Diplopodospongia, Sim-Smith, Carina & Kelly, Michelle, 2011

Sim-Smith, Carina & Kelly, Michelle, 2011, Two new genera in the family Podospongiidae (Demospongiae: Poecilosclerida) with eight new Western Pacific species, Zootaxa 2976, pp. 32-54 : 46

publication ID

https://doi.org/ 10.5281/zenodo.200731

DOI

https://doi.org/10.5281/zenodo.6194137

persistent identifier

https://treatment.plazi.org/id/F11287F0-1A11-C239-0BB6-112C93A1F87B

treatment provided by

Plazi

scientific name

Diplopodospongia
status

gen. nov.

Genus Diplopodospongia View in CoL gen. nov.

Type species: Diplopodospongia rara gen. nov. sp. nov., here designated.

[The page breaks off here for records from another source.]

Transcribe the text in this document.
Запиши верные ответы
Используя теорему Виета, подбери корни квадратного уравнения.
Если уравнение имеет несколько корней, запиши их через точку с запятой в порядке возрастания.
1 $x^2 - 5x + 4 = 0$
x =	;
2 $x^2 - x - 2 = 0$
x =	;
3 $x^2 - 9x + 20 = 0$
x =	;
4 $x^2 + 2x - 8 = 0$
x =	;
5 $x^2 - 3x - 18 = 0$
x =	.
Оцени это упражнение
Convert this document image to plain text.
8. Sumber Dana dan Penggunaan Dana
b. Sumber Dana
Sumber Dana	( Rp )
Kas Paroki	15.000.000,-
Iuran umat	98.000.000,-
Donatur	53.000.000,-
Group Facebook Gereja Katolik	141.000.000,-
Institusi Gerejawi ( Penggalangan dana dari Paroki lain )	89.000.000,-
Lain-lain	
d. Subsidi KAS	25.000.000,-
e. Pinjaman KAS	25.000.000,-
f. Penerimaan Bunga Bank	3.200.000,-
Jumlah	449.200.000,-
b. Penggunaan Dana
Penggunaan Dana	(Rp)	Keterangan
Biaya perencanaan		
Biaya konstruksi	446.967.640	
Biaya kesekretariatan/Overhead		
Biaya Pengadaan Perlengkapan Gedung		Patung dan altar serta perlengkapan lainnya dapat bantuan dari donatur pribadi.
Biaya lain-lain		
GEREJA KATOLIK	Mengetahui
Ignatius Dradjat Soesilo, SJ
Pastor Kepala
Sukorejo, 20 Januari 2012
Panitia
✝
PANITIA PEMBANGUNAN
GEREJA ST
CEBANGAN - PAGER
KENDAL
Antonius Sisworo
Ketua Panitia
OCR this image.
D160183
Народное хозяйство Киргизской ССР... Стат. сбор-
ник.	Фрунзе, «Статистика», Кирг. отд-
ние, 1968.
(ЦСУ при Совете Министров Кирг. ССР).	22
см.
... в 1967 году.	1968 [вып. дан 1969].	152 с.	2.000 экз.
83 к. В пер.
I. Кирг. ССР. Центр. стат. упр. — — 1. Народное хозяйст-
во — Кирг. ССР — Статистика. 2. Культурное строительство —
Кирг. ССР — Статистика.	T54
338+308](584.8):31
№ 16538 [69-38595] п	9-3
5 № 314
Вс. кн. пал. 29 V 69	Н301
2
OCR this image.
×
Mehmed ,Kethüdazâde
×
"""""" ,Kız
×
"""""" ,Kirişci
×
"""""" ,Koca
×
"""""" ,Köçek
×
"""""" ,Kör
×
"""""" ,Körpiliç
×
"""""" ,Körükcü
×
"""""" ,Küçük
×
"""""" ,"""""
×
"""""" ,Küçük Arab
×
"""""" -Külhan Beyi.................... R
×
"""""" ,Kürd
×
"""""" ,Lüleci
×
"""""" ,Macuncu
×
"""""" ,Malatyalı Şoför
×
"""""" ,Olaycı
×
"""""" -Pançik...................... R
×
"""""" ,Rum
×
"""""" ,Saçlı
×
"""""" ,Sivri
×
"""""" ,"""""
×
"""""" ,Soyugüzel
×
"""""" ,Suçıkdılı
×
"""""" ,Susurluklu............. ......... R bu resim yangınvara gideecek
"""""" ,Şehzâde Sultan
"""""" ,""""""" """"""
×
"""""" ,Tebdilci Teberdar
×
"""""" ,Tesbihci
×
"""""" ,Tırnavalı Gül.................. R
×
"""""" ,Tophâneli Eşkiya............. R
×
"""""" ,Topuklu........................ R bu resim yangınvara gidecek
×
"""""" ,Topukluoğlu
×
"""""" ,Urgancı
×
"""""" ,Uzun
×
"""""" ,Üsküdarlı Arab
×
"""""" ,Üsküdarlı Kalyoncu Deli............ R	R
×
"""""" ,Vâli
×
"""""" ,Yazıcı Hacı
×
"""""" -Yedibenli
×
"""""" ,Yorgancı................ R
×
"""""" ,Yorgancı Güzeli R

Diagnosis. Thinly encrusting deep-water Podospongiidae with a thin, granular, leathery, wrinkled surface that is not easily removed from the underlying crumbly choanosome. Oscules are not visible in life. Megascleres are anisoxeas, frequently centrotylote or polytylote, occasionally slightly sinuous, forming thick loose swathes that emerge from the base of the sponge and meander towards the surface, bifurcating at least once, and forming rough brushes at the surface. Microscleres are symmetrical diplospinorhabds in which the basal spine(s) and basal whorl, and apical whorl and apical spine(s), are similar in ornamentation and orientation, but one whorl might be slightly wider than the other. Protospinorhabds are linear, and shaped like a bow-tie. Microscleres form a thick crust in the ectosome and are abundant in the choanosome.

Etymology. Named for the characteristic dumbbell- or diplaster-shaped microscleres, the ends of which are not always identical, but very similar (diplo =Latin for double).

Remarks. Diplopodospongia gen. nov. has diplospinorhabd microscleres with linear or bow-tie-shaped protorhabds, with barely discernible tract development compared to that of other podospongiids; Diacarnus , Sigmosceptrella , Negombata , and Neopodospongia gen. nov. have a range of plumose fibre development with Diacarnus having the most complex and Neopodospongia gen. nov. having the least complex arrangement. In general terms, the diplospinorhabd microscleres are reminiscent of the dumbbell forms of spinorhabds in S. fibrosa , but the microscleres of this species are quite regular with only rare, if any, bifurcation of the spines in the apex, and are more like those of Diacarnus spp. The protospinorhabds of Diplopodospongia gen. nov. are linear as in Diacarnus , with expansions at each end, not sigmoidal as in Sigmosceptrella , Negombata , Podospongia , and Neopodospongia gen. nov., indicating quite a different development path for these microscleres.

In the initial study of specimens, acanthostyles were occasionally present in almost all spicule preparations and sections of Diplopodospongia gen. nov. sp. nov., suggesting affinity with Acanthancora Topsent, 1927 ( Poecilosclerida : Hymedesmiidae ); two species, A. aenigma ( Lundbeck 1910) and A. cyanocrypta (de Laubenfels 1930), have diplaster-like microscleres amongst the highly ornate, highly modified arcuate chelae. However, further examinations confirmed that they were foreign inclusions, and there is no evidence whatsoever of the microscleres of Diplopodospongia being derived from chelae. The diplospinorhabds are also highly reminiscent of microscleres in the hadromerid genera Diplastrella Topsent, 1918 , and the ‘sclerosponge’ genera Acanthochaetetes Fisher, 1970 , and Willardia Willenz & Pomponi, 1996 , but all have spiraster-like microscleres in addition to diplasters, and the principal megascleres are tylostyles. The latter genera also have a basal calcareous skeleton.